Elle n’est même pas sortie pour voir. Se rendre compte. Il aurait fallu affronter la foule.

On attendrait d’elle qu’elle pleure, sûrement, un peu. Ou qu’elle crie.

Elle n’avait plus cela en réserve depuis longtemps. Pas même en attente.

Ni dans l’âme ni dans le cœur ni même dans le sang. C’est peut-être cette absence qui la sidère autant. Ce vide dans l’émotion. Ce creux sans écho.

Elle l’a appris à la télé, aux informations. Son premier réflexe a été de couper le son. Les images ont défilé. Elle a su aussitôt. Bien avant que la maison de retraite ne l’appelle.

Sa mère, Ernestine, Marie, Madeleine Le Chapelier venait de mourir.

A 86 ans, trois mois et six jours.

Seule. Et sans archet.

Enfin.

Simon


Simon, le père, est dans la cuisine. La mère, elle, s’est réfugiée dans la chambre de sa fille ; ils ont éteint la télé et les lumières.

Le silence, à lui seul, ricoche d’une pièce à l’autre, cherche une porte de sortie, s’assomme au plafond des consciences saturées.
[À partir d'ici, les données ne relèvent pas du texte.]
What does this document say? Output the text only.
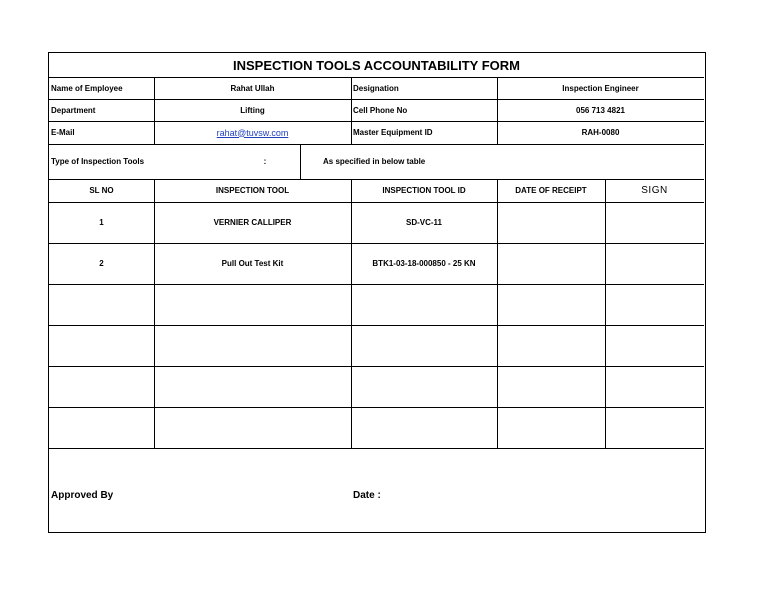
INSPECTION TOOLS ACCOUNTABILITY FORM
Name of Employee	Rahat Ullah	Designation	Inspection Engineer
Department	Lifting	Cell Phone No	056 713 4821
E-Mail	rahat@tuvsw.com	Master Equipment ID	RAH-0080
Type of Inspection Tools	:	As specified in below table
SL NO	INSPECTION TOOL	INSPECTION TOOL ID	DATE OF RECEIPT	SIGN
1	VERNIER CALLIPER	SD-VC-11
2	Pull Out Test Kit	BTK1-03-18-000850 - 25 KN
Approved By	Date :
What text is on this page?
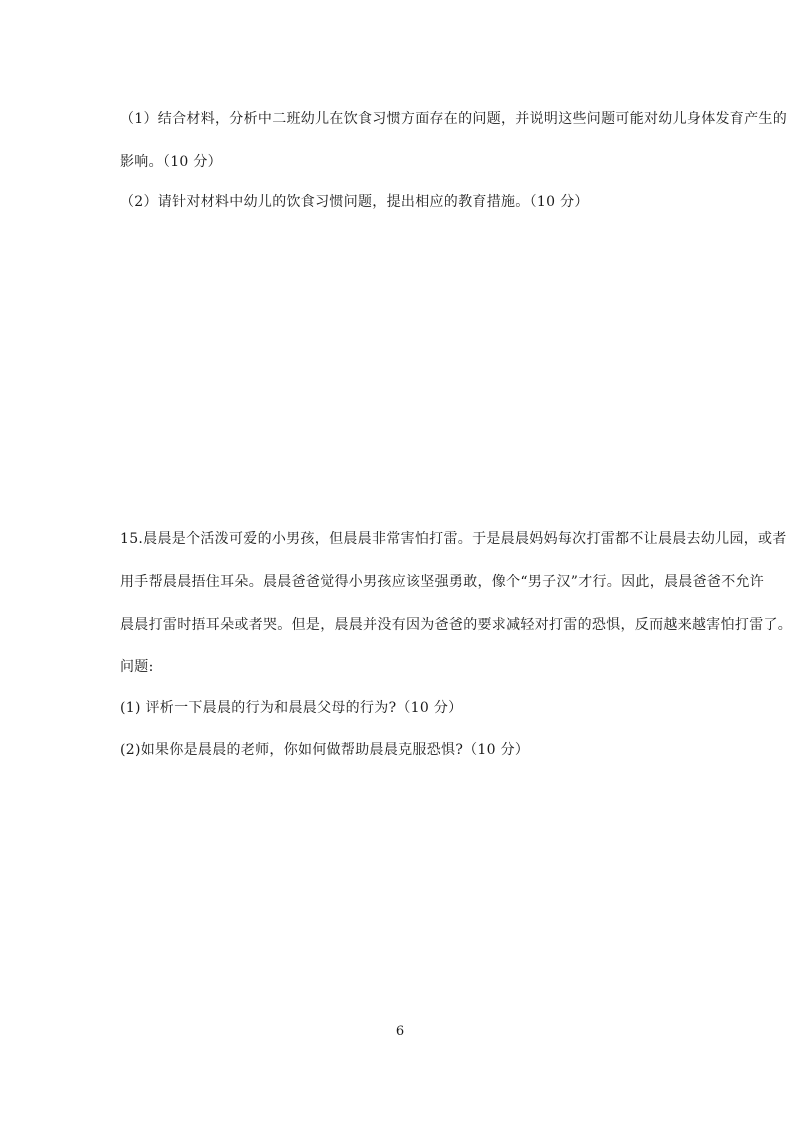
（1）结合材料，分析中二班幼儿在饮食习惯方面存在的问题，并说明这些问题可能对幼儿身体发育产生的
影响。（10 分）
（2）请针对材料中幼儿的饮食习惯问题，提出相应的教育措施。（10 分）
15.晨晨是个活泼可爱的小男孩，但晨晨非常害怕打雷。于是晨晨妈妈每次打雷都不让晨晨去幼儿园，或者
用手帮晨晨捂住耳朵。晨晨爸爸觉得小男孩应该坚强勇敢，像个“男子汉”才行。因此，晨晨爸爸不允许
晨晨打雷时捂耳朵或者哭。但是，晨晨并没有因为爸爸的要求减轻对打雷的恐惧，反而越来越害怕打雷了。
问题:
(1) 评析一下晨晨的行为和晨晨父母的行为?（10 分）
(2)如果你是晨晨的老师，你如何做帮助晨晨克服恐惧?（10 分）
6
L’homme boit un verre de Porto, sous le halo moqueur du lampadaire. Ce foutu candélabre, planté à l’angle de leur immeuble, juste sous leur fenêtre. Dix ans qu’il râle, pour rien.

Aujourd’hui, il le bénirait presque. Cette nuit est bien trop noire.

Il fixe la vitre brisée de la gazinière, le sourire mauvais, comme si une discussion s’était engagée entre elle et lui et que seul son regard pouvait en déloger l’esprit malin.

Juste avant, il lui a balancé un grand coup de pompe. Première étape pour lui fermer le clapet. Elle a couiné, s’est fissurée. Il a cru que ça serait suffisant. Mais depuis un bon moment, un duel s’est engagé. Il est à deux doigts d’enfoncer le clou. Se lever et recommencer.

Son miroir brisé le nargue. Il dit les fêlures et elles sont nombreuses.

Il y a, fiché dedans, ce qu’il ne veut pas entendre et que sa femme tente de déchiffrer dans la chambre de la petite. Après tout ce qu’il a fait. S’être saigné aux quatre veines. Sans jamais rien dire. Des raisons de péter les plombs, il en a eu. Des vraies. Il voudrait comprendre. N’y arrive pas.

Toutes ces simagrées. Ce que les femmes ont dans la tête le dépasse. Ce que sa fille, Axelle, a écrit, le terrorise tout autant que sa tentative de suicide.

« J + 45. J’en peux plus. La colère encore vrillée au corps. Putain que ça me démange.À gerber. Je sais mille fois que ça ne m’avancerait à rien. Que ça serait pire même. Je bous, j’implose. J’ai beau faire. J’ai tous ces souvenirs plantés dans la tête comme des pieux. Immobiles et droits, fiers de leur importance. Impunité totale. Ils œuvrent à chaque...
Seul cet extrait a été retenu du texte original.